22 de julio 2015 - 00:00

Grave: apoyo a Dilma cae al 7,7%, y el 62,8% pide su destitución

Economía y escándalos, los factores que están hundiendo al Gobierno de Dilma Rousseff, sintetizados en una imagen de la protesta de empleados judiciales que se desarrolló ayer frente al palacio presidencial del Planalto, en Brasilia.
Economía y escándalos, los factores que están hundiendo al Gobierno de Dilma Rousseff, sintetizados en una imagen de la protesta de empleados judiciales que se desarrolló ayer frente al palacio presidencial del Planalto, en Brasilia.
Brasilia - La colosal corrupción en Petrobras y una delicada situación económica que tiende a agravarse derrumbaron a un inquietante 7,7% la aprobación del Gobierno de la presidenta brasileña, Dilma Rousseff, según un sondeo divulgado ayer. Sin embargo, el dato más alarmante para la mandataria es que un 62,8% de los consultados desea que sea sometida a un juicio político, frente a un 32,1% que se declaró en contra.

La encuesta fue realizada por la firma MDA para la Confederación Nacional de Transporte (CNT, patronal) y dice además que el rechazo a la gestión de la mandataria llegó al 70,9%, mientras que el 20,5% de las personas consultadas califica su gestión de "regular".

La noticia del sondeo provocó brevemente una suba en la Bolsa de San Pablo, aunque después las cotizaciones perdieron fuerza y el mercado terminó el día en baja.

El resultado de esta encuesta reafirma y acentúa la tendencia ya detectada por otras divulgadas en los últimos treinta días.

El pasado 1 de julio, cuando se cumplían seis meses del inicio del segundo mandato de Rousseff, un sondeo del Instituto Ibope situó el apoyo al Gobierno en un 9%, diez días después de que otro de la firma Datafolha lo ubicara en un 10%.

Motivos

En todos los casos, las encuestas identificaron como uno de los factores del malestar el impacto del escándalo en la estatal Petrobras, por el que se investiga a medio centenar de políticos que en su mayoría pertenecen a la base de apoyo a la mandataria.

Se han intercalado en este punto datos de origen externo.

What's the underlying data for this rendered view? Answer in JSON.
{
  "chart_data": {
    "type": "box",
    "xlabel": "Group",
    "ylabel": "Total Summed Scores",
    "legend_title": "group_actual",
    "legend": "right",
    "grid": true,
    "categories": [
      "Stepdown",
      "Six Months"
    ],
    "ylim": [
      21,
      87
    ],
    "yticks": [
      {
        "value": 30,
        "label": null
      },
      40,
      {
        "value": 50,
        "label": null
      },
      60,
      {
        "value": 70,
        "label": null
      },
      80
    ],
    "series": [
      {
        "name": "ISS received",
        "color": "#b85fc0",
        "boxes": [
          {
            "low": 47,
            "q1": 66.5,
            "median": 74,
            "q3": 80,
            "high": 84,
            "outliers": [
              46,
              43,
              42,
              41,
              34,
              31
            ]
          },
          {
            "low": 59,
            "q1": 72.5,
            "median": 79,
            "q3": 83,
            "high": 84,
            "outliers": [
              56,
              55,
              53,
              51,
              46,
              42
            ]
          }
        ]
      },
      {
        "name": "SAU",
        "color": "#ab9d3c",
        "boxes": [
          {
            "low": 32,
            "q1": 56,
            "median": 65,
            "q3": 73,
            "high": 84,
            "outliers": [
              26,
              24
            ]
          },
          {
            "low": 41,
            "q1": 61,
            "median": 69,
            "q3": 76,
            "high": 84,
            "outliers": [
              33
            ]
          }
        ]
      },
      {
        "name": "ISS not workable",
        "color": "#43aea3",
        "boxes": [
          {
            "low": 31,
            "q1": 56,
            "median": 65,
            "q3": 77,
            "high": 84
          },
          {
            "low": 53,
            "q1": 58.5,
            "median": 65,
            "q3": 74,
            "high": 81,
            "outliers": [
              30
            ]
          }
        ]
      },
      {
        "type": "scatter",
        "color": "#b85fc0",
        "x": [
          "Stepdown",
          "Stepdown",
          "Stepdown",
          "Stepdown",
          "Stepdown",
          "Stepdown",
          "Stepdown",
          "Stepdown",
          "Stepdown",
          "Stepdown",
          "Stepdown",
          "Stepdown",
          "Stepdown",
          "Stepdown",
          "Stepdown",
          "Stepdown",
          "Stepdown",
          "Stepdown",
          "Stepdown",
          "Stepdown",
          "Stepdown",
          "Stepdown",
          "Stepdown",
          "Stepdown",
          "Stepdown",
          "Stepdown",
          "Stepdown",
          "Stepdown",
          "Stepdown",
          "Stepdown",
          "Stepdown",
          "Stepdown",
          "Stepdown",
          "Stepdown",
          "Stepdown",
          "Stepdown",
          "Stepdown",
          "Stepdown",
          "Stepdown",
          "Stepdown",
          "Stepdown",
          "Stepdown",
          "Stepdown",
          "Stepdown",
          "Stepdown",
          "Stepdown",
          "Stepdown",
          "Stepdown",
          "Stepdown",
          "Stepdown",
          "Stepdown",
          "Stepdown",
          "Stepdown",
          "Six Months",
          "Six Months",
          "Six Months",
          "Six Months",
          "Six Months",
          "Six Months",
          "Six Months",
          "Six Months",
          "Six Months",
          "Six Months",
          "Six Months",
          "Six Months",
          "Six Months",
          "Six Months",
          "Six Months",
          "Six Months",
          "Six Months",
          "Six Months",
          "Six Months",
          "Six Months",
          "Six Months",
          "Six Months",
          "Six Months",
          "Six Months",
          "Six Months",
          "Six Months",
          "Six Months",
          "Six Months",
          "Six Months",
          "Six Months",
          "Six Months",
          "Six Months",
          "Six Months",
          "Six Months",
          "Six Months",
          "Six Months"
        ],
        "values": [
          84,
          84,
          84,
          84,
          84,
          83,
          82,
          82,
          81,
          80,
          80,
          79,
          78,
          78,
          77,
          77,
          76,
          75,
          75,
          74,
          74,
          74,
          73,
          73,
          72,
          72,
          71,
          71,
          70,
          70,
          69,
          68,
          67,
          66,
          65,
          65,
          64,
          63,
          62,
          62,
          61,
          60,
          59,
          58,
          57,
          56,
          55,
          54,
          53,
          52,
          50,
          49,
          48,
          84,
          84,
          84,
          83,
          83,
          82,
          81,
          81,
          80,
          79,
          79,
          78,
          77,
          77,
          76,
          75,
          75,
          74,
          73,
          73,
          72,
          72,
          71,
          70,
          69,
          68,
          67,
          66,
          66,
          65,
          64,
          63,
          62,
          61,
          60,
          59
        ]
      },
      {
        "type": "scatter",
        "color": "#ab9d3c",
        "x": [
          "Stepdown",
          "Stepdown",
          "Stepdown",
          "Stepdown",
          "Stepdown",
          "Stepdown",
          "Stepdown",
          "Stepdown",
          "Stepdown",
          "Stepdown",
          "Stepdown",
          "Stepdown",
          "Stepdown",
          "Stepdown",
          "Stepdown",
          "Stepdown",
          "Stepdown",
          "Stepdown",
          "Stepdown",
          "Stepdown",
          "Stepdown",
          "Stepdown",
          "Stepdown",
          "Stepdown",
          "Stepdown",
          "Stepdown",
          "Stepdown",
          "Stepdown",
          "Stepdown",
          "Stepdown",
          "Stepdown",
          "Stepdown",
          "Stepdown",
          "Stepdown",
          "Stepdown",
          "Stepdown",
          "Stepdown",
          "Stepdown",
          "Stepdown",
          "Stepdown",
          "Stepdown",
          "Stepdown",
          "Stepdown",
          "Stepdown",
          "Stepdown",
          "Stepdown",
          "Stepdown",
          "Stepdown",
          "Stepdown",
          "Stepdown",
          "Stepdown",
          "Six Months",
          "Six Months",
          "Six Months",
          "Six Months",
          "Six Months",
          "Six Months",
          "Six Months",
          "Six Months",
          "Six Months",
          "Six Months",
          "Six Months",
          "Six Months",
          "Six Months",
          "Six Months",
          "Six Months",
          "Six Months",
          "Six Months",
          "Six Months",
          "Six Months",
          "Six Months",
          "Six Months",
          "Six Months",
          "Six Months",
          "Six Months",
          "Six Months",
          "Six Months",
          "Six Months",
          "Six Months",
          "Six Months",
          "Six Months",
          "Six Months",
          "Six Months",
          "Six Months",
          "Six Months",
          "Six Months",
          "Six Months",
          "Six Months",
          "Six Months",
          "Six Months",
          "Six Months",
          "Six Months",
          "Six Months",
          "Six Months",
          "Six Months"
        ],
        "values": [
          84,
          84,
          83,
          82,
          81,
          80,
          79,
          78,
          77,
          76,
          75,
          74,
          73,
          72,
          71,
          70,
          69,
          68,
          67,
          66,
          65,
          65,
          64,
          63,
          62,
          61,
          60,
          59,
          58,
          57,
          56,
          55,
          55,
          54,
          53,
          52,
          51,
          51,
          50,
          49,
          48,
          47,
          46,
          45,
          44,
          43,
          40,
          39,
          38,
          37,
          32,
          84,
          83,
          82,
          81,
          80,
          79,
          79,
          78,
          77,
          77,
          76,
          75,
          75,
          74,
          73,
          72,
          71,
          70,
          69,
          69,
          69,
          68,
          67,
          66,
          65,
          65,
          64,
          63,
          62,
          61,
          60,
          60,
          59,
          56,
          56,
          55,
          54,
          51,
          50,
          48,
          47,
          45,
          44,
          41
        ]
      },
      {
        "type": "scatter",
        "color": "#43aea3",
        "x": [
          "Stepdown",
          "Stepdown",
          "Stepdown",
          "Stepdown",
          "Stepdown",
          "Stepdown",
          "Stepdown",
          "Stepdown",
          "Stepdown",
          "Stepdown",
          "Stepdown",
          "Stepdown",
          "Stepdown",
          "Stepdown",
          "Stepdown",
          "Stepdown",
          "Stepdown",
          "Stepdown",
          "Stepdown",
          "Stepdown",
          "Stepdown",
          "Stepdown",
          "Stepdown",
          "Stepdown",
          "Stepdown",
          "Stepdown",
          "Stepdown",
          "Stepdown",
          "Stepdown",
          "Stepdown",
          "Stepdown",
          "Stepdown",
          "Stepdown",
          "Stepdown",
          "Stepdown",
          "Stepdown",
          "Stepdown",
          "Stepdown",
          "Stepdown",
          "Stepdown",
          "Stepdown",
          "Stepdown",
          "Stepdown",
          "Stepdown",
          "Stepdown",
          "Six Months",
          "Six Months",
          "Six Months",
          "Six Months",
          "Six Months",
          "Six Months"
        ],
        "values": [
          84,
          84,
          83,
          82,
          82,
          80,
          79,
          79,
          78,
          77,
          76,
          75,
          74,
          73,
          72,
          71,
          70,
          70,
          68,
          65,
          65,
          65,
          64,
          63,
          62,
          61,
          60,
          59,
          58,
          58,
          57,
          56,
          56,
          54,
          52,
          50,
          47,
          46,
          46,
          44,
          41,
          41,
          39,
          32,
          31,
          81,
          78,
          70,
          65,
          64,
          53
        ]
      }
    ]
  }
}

En esa trama participaron también directivos de varias de las más importantes empresas privadas del país, que eran beneficiadas con contratos amañados en la petrolera y luego repartían parte de sus ganancias con los políticos que amparaban esas ilegalidades.

Según admitió la propia petrolera en sus balances, la vasta red de corrupción tejida alrededor de sus negocios le causó pérdidas equivalentes a unos 2.000 millones de dólares en la última década.

Tanto la encuesta de MDA como las anteriores atribuyeron también el derrumbe de la popularidad de Rousseff a la delicada situación económica del país, que según analistas del mercado financiero y organismos internacionales se agravará en los próximos meses.

Recesión

El Gobierno ya admitió que la economía se contraerá este año un 1,2%, aunque la opinión de los mercados es que el derrumbe será de al menos un 1,7% y podría llegar o incluso superar el 2%.

Otras proyecciones de los analistas sitúan la inflación para este año en un 9,5% y el fantasma del desempleo comenzó a asomar.

Según los últimos datos oficiales, la tasa de desocupación llegó en mayo pasado al 6,7%, frente al 4,8% en que cerró en 2014.

Esa combinación de corrupción y deterioro económico llevó a grupos minoritarios de la oposición a plantear la posibilidad de un juicio político con miras a la destitución de Rousseff, cuyo nuevo mandato aún no llega a sus primeros siete meses y debe concluir el 1 de enero de 2019.

En la encuesta difundida ayer, MDA preguntó sobre el escándalo en Petrobras y dijo que un 69,2% consideró que Rousseff tiene algún grado de culpa, a pesar de que no fue acusada por la Justicia y que no se han presentado pruebas directas en su contra. En ese sentido, un 62,8% de las personas consultadas se mostró a favor de que Rousseff sea sometida a un juicio político, por encima del 58,7% de hace cuatro meses. En tanto, un 32,1% de los consultados se declaró en contra de esa posibilidad.

El acelerado desgaste de Rousseff, quien fue reelegida en octubre del año pasado con un 51% de los votos, comenzó a reflejarse en la amplia y variopinta coalición de nueve partidos que apoya a su Gobierno, algunos de los cuales se plantean la posibilidad de dar un paso al costado y pasar a engrosar la oposición (ver página 15). Esto es particularmente delicado cuando avanzan en el Congreso pedidos de "impeachment".